〈1.1大震災〉氷見の断水が完全復旧 市全域で飲用可能に

断水の完全復旧を喜ぶスタッフ=氷見市熊無の直売所

  ●発災3週間、県内全面解消

 能登半島地震の影響で大規模な断水が発生していた氷見市で21日、市全域の水道が飲用可能となり、完全復旧した。通水したものの、飲み水には使えなかった6地区470世帯で水質の安全性が確認できた。1日の発災時に一時約1万4千世帯で起きた同市の断水は20日ぶりに全面解消。地震発生から3週間となる22日を前に、富山県内の断水はひとまず収束した。

 氷見市は18日、全域で通水が復活し、断水状態が解消したと発表。ただ、トイレや洗濯には使えるものの、飲用には使えない「通水世帯」が約700世帯残っていた。水質の検査が完了した地区から順次復旧を発表。21日には最後に残されていた県境周辺の論田、熊無、姿、中田、中波、脇の6地区でも復旧した。

 断水は解消されたものの、市内各地では各世帯の敷地内にある水道管が損傷して水が漏れる「宅内漏水」がみられる。市は水圧が弱くなる場合があるとして、引き続き市民に節水を呼び掛けている。市は21日、市内5カ所に設けた給水所を正午に閉所したが、宅内漏水などで水が必要な人にペットボトルの飲料水を配布し、給水所1カ所を新たに設置した。

 県境の氷見市熊無で、住民が運営する直売所「お休み処くまなし」では、待ちに待った断水の復旧を喜ぶ声が聞かれた。

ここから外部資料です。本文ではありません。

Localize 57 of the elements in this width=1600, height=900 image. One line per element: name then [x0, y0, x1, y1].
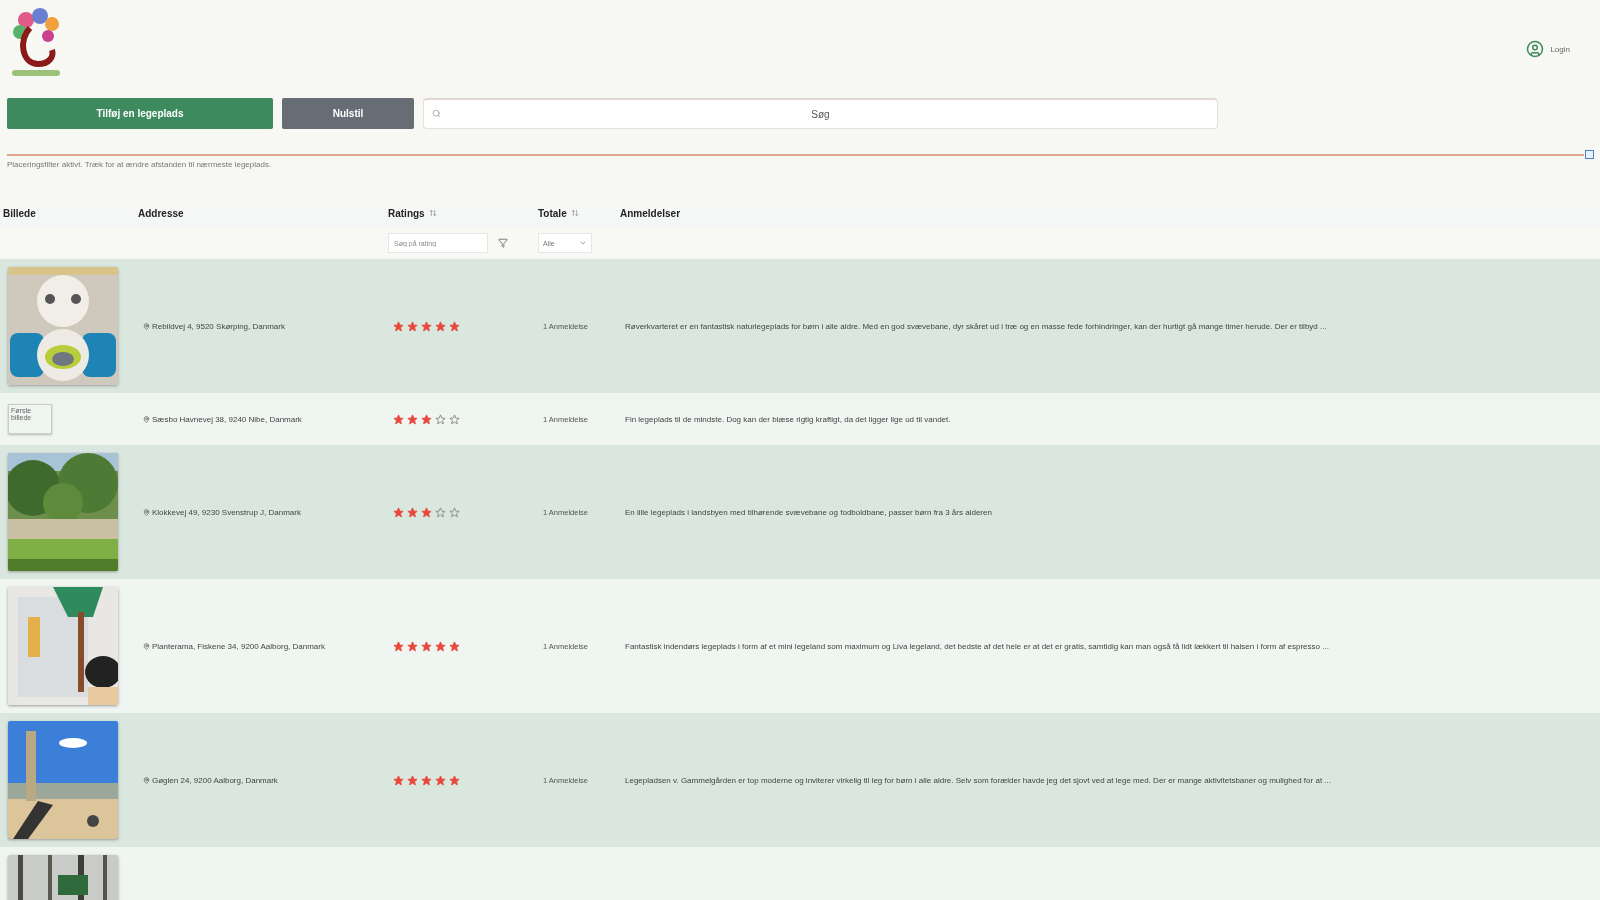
empty-star-icon: [435, 506, 446, 518]
empty-star-icon: [449, 506, 460, 518]
star-icon: [435, 640, 446, 652]
star-icon: [449, 640, 460, 652]
pin-icon: [143, 322, 150, 330]
address-text: Planterama, Fiskene 34, 9200 Aalborg, Danmark: [143, 641, 393, 651]
address-text: Rebildvej 4, 9520 Skørping, Danmark: [143, 321, 393, 331]
empty-star-icon: [449, 413, 460, 425]
column-header: Addresse: [138, 207, 184, 219]
login-link[interactable]: Login: [1550, 44, 1570, 54]
reset-button[interactable]: Nulstil: [282, 98, 414, 129]
review-text: En lille legeplads i landsbyen med tilhørende svævebane og fodboldbane, passer børn fra 3 års alderen: [625, 507, 993, 517]
review-text: Legepladsen v. Gammelgården er top moderne og inviterer virkelig til leg for børn i alle aldre. Selv som forælder havde jeg det sjovt ved at lege med. Der er mange aktivitetsbaner og mulighed for at ...: [625, 775, 1332, 785]
star-icon: [449, 774, 460, 786]
star-icon: [393, 506, 404, 518]
review-text: Fantastisk indendørs legeplads i form af et mini legeland som maximum og Liva legeland, det bedste af det hele er at det er gratis, samtidig kan man også få lidt lækkert til halsen i form af espresso ...: [625, 641, 1330, 651]
column-header[interactable]: Ratings: [388, 207, 425, 219]
search-icon: [432, 109, 441, 118]
star-icon: [407, 413, 418, 425]
star-icon: [435, 320, 446, 332]
pin-icon: [143, 642, 150, 650]
review-text: Fin legeplads til de mindste. Dog kan der blæse rigtig kraftigt, da det ligger lige ud til vandet.: [625, 414, 952, 424]
add-playground-button[interactable]: Tilføj en legeplads: [7, 98, 273, 129]
column-header[interactable]: Totale: [538, 207, 567, 219]
star-icon: [393, 320, 404, 332]
column-header: Billede: [3, 207, 36, 219]
star-icon: [407, 774, 418, 786]
slider-handle[interactable]: [1585, 150, 1594, 159]
star-icon: [407, 506, 418, 518]
pin-icon: [143, 776, 150, 784]
pin-icon: [143, 508, 150, 516]
empty-star-icon: [435, 413, 446, 425]
address-text: Klokkevej 49, 9230 Svenstrup J, Danmark: [143, 507, 393, 517]
pin-icon: [143, 415, 150, 423]
star-icon: [407, 320, 418, 332]
star-icon: [435, 774, 446, 786]
chevron-icon: [579, 239, 587, 247]
column-header: Anmeldelser: [620, 207, 681, 219]
address-text: Sæsbo Havnevej 38, 9240 Nibe, Danmark: [143, 414, 393, 424]
star-icon: [421, 506, 432, 518]
user-icon[interactable]: [1526, 40, 1545, 58]
search-field[interactable]: Søg: [423, 98, 1218, 129]
star-icon: [393, 413, 404, 425]
star-icon: [421, 413, 432, 425]
star-icon: [421, 320, 432, 332]
star-icon: [421, 774, 432, 786]
sort-icon[interactable]: [570, 209, 579, 217]
review-text: Røverkvarteret er en fantastisk naturlegeplads for børn i alle aldre. Med en god svævebane, dyr skåret ud i træ og en masse fede forhindringer, kan der hurtigt gå mange timer herude. Der er tilbyd ...: [625, 321, 1328, 331]
star-icon: [393, 640, 404, 652]
star-icon: [449, 320, 460, 332]
star-icon: [407, 640, 418, 652]
hint-text: Placeringsfilter aktivt. Træk for at ændre afstanden til nærmeste legeplads.: [6, 159, 273, 169]
star-icon: [393, 774, 404, 786]
filter-icon[interactable]: [498, 238, 508, 248]
address-text: Gøglen 24, 9200 Aalborg, Danmark: [143, 775, 393, 785]
sort-icon[interactable]: [428, 209, 437, 217]
star-icon: [421, 640, 432, 652]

 店では地震後、早期に通水したが、飲用には使えないためコーヒーなどの提供ができず、1日1時間のみの営業だった。ようやく通常営業に戻る見通しが立ち、スタッフの中山早栄さん(60)は「やっと日常に戻る。また早く店がにぎわってほしい」と期待した。

  ●避難者37人に

 富山県は21日、能登半島地震による県内の被害状況を公表し、午後1時時点で避難所は氷見、高岡市でそれぞれ2カ所開設しており、避難者は計37人で前日の36人から1人増えた。住宅被害は全壊23件、半壊97件、一部破損3220件など計4239件、人的被害は重傷3人と軽傷44人の計47人で前日と変わらなかった。